Patti and Kathy had no idea about any foundation problems in their community.
They called contractor Don Childree for confirmation. He's worked on dozens of homes with crumbling foundations, and recognized the unusual cracking right away.
"It's the typical problem with the pyrrotite," said Childree.
An email from the property manager shows the association has been aware of the concrete issues for years.
"If we bought a house in 2011 and they knew about this problem, they'd have to disclose it to us. But we didn't buy a house, we bought into an association, so what makes it okay that they didn't tell us about that?" said Cocuzzo.
Matthew Perlstein, the attorney for Lydall Woods, acknowledges the association knows about the problem, but said the duty to disclose any foundation issue would fall on the seller of the unit.
"If a unit owner requests, the association will prepare and deliver what's known as a resale certificate," Perlstein said.
That includes details of the budget and any upcoming capital expenditures.
In a typical condominium, the cost of fixing a foundation would be shared by all the owners, but Lydall Woods is a "Planned Unit Development", not a condo, and according to the association documents, the responsibility is Patti and Kathy's alone.
"The maintenance, repair and replacement of any part of the building, including the basement, falls on the individual owner of that residence," said Perlstein.
But the logistics are tricky. Their building has 4 units, but only one foundation.
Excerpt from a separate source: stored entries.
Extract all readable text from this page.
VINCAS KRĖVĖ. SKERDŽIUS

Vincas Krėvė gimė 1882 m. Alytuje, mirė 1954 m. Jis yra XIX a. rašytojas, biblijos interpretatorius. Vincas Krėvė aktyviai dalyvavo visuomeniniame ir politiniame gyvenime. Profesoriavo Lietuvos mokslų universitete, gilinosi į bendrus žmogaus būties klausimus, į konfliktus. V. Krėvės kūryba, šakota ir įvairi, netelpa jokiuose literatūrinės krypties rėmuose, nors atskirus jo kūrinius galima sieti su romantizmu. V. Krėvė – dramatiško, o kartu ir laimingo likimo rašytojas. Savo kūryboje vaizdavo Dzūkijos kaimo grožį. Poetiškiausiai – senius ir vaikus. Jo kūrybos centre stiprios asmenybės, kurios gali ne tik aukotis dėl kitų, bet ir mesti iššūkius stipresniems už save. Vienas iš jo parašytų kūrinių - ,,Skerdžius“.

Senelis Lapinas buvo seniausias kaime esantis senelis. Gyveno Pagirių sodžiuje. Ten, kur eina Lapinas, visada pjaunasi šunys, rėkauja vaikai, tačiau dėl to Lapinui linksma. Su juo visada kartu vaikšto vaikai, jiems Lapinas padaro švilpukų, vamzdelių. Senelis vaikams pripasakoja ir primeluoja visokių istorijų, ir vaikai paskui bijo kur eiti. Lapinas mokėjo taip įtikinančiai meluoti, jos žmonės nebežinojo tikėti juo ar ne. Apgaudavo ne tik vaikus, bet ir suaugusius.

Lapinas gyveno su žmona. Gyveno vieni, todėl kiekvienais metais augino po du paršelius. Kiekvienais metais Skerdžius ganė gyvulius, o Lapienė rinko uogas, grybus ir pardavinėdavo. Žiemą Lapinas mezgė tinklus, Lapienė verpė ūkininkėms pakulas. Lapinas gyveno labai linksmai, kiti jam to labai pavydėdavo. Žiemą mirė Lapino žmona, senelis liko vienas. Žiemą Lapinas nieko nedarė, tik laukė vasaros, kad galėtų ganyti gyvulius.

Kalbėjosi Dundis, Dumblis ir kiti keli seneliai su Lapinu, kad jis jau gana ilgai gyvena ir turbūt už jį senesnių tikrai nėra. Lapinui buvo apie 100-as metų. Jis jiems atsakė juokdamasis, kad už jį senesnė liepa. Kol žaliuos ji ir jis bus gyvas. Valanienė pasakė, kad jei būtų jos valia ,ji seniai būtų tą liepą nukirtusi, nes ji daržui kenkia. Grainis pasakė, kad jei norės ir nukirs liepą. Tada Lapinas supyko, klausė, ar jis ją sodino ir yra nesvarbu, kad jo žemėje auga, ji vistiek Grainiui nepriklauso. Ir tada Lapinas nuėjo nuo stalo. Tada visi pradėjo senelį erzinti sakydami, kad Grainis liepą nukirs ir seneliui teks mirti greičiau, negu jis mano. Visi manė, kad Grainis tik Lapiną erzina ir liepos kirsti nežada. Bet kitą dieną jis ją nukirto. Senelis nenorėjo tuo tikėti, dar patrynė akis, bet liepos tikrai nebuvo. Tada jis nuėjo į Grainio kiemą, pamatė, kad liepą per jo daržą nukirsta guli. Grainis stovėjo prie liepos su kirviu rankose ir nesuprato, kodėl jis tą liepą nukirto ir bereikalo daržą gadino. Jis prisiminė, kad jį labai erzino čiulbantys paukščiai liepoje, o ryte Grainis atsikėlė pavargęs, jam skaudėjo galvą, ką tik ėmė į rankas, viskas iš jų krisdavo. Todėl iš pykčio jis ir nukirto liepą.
"Everybody is tied in together, so if you wanted to fix your foundation, you wouldn't be able to do it unless you were able to convince the neighbors to do it too," said Don Childree.
At this point, Patti Cocuzzo says any plans to move are on the back burner.
"We've been told the place is not sellable, or we'd have to sell for maybe $50,000 or less," Cocuzzo said.
They did contact the seller who said they had no knowledge of any foundation issues in 2011, when they sold the unit.
At this point, Patti and Kathy have filed an insurance claim, but, like many homeowners in eastern Connecticut , they're waiting to learn whether any money will be made available to help them replace their foundation.